Le Sénat a adopté hier l’article du projet de loi Travail relatif au « droit à la déconnexion ». Les parlementaires ont opté pour une version très épurée, rejetant (entre autres) l’amendement imposant aux entreprises de désigner un « référent numérique » pour faire respecter ce nouveau droit.
Certains sénateurs réclamaient la suppression de cet article (le 25), d’autres voulaient revenir aux dispositions issues des débats à l’Assemblée nationale... Le Sénat a finalement décidé de maintenir le texte adopté par ses soins en commission.
Il est ainsi prévu que « l’exercice du droit à la déconnexion des salariés dans l’utilisation des outils numériques, en vue d’assurer le respect des temps de repos et de congé », fasse l’objet de négociations annuelles à partir de 2017. Et ce dans chaque entreprise. Les sénateurs n’ont pas souhaité préciser que l’objectif était aussi de protéger la « vie personnelle et familiale » des travailleurs, ni que les modalités d’exercice de ce nouveau droit devraient obligatoirement prendre la forme (dans les sociétés de 50 salariés et plus) d’une charte, prévoyant a minima des « actions de formation et de sensibilisation à un usage raisonnable des outils numériques ».
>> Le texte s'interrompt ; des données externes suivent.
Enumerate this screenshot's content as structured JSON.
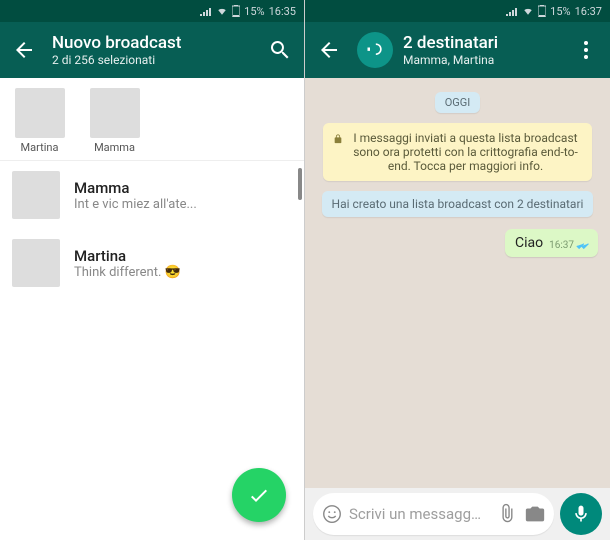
{
  "statusbar": {
    "battery": "15%",
    "time_left": "16:35",
    "time_right": "16:37"
  },
  "left": {
    "header": {
      "title": "Nuovo broadcast",
      "subtitle": "2 di 256 selezionati"
    },
    "selected": [
      {
        "name": "Martina"
      },
      {
        "name": "Mamma"
      }
    ],
    "contacts": [
      {
        "name": "Mamma",
        "status": "Int e vic miez all'ate..."
      },
      {
        "name": "Martina",
        "status": "Think different. 😎"
      }
    ]
  },
  "right": {
    "header": {
      "title": "2 destinatari",
      "subtitle": "Mamma, Martina"
    },
    "date_label": "OGGI",
    "encryption_notice": "I messaggi inviati a questa lista broadcast sono ora protetti con la crittografia end-to-end. Tocca per maggiori info.",
    "creation_notice": "Hai creato una lista broadcast con 2 destinatari",
    "message": {
      "text": "Ciao",
      "time": "16:37"
    },
    "input_placeholder": "Scrivi un messagg…"
  }
}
Les élus du Palais du Luxembourg ont en revanche rejoint les députés sur un point : en cas de désaccord, c’est l’employeur qui aura le dernier mot. Il déterminera, seul, s’il convient de bloquer les mails de ses salariés durant certaines plages horaires, de former spécialement ses cadres managériaux... ou de ne rien faire de particulier.
Le gouvernement opposé aux « référents numérique »
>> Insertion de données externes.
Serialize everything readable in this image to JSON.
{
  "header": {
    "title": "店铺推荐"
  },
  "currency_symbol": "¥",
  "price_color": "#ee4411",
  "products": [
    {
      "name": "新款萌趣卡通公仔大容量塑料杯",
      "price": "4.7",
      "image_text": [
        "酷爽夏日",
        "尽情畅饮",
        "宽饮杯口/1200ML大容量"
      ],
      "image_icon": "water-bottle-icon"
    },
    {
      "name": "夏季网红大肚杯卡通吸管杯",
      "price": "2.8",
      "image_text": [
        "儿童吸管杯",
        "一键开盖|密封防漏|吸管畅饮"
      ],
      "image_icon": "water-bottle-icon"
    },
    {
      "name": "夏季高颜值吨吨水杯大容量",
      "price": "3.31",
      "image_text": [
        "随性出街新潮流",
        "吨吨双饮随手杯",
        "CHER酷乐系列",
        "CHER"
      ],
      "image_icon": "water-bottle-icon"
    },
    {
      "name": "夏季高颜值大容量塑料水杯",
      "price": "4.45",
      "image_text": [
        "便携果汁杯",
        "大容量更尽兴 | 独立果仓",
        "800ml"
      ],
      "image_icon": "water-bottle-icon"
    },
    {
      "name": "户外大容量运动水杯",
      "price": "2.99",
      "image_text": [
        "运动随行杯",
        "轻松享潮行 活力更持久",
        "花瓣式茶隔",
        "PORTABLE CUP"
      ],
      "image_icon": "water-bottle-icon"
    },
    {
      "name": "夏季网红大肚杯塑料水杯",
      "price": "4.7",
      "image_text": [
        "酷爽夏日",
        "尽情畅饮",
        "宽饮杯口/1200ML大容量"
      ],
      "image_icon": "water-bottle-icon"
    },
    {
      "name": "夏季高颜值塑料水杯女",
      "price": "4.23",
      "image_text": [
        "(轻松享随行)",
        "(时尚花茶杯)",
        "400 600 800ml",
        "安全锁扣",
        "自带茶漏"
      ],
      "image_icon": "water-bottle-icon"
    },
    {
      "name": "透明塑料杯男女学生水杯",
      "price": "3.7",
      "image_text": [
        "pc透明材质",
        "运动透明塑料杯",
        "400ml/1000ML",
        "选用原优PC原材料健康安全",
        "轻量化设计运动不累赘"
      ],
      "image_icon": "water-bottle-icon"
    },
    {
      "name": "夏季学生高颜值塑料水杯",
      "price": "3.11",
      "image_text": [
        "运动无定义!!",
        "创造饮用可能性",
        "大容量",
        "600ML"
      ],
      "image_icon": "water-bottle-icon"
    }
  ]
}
Pour veiller au respect de ce droit et éviter que les travailleurs ne soient pas trop sollicités dans leur vie privée pour des motifs professionnels (emails, appels téléphoniques, etc.), le socialiste Gaëtan Gorce proposait qu’un « référent numérique » soit nommé « auprès de la direction des ressources humaines » dans les entreprises de plus de 100 salariés. « Il faut favoriser une culture de ces sujets dans l'entreprise. La négociation doit être soutenue par la présence d'un référent numérique de la DRH pour inciter chacun à respecter la charte, comme les référents informatique et libertés », a soutenu le parlementaire dans l’hémicycle.
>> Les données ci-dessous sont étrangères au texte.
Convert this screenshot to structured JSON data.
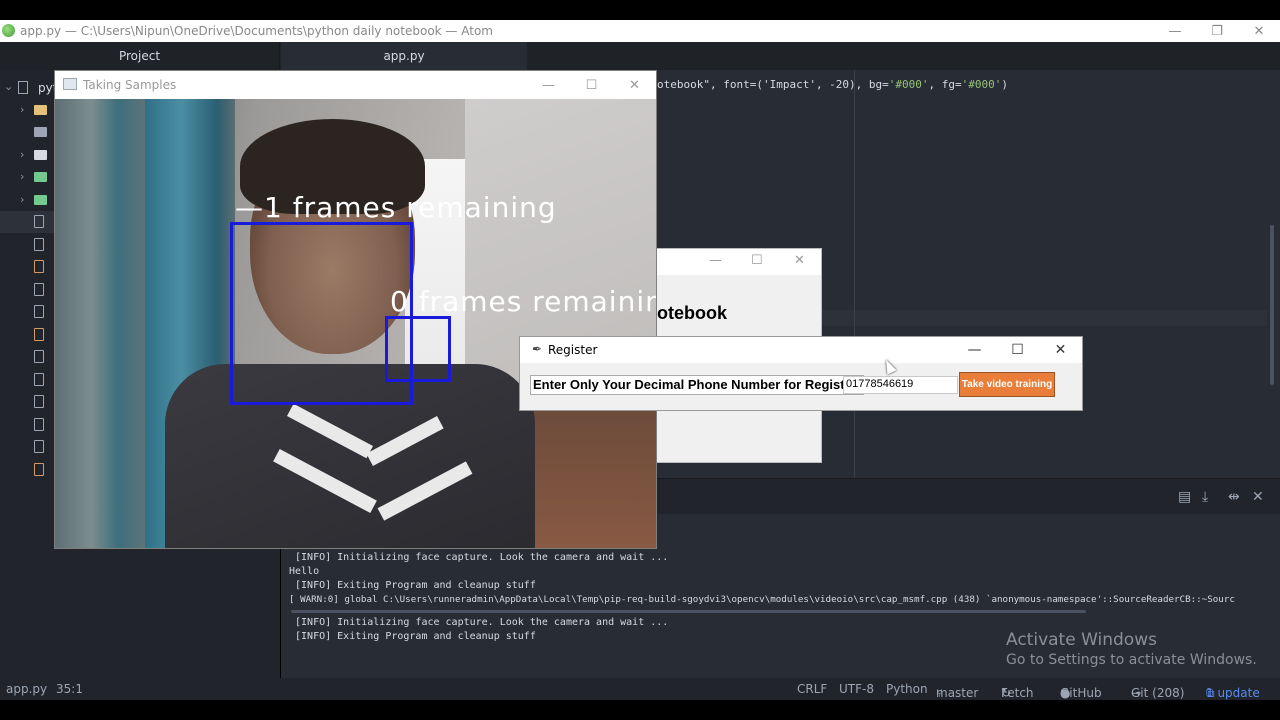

L’élu s’est toutefois confronté à l’opposition du rapporteur et du gouvernement. « Un référent, pourquoi pas, mais laissons les entreprises s'organiser à leur guise » a fait valoir le premier, Jean-Marc Gabouty. Avant d’être rejoint par la ministre du Travail : « Je ne souhaite pas de règle unique – en l'espèce un référent. » En clair, rien n’empêchera les employeurs de désigner une telle personne au sein de leur personnel (même si rien ne les y obligera non plus...).
« Je rappelle à M. Gorce que ce sont les entreprises qui dépensent beaucoup d'argent en cotisations... » a tenu à déclarer le centriste Olivier Cadic, qui militait de son côté pour la suppression pure et simple des dispositions sur le droit à la déconnexion. « Le droit français permet déjà au salarié de saisir la justice si l'employeur lui demande d'être connecté en-dehors du cadre conventionnel », s'est-il justifié.
Le sénateur a retiré son amendement sur demande du rapporteur, tandis que celui de Gaëtan Gorce fut rejeté. On notera le sort similaire connu par un des amendements proposé par le groupe PS, et qui visait à préciser expressément dans le Code du travail que « le fait de ne pas être connecté à un outil numérique professionnel pendant les temps de repos et de congé ne constitue pas une faute ni un motif de licenciement ». Myriam El Khomri avait donné un avis favorable, contrairement au rapporteur Gabouty, pour qui cela ne faisait que « rappeler une règle existante ».
Restera maintenant à voir si les députés acceptent de maintenir ces dispositions en l’état, ce qui semble peu probable... Or ceux-ci devraient avoir le dernier mot in fine.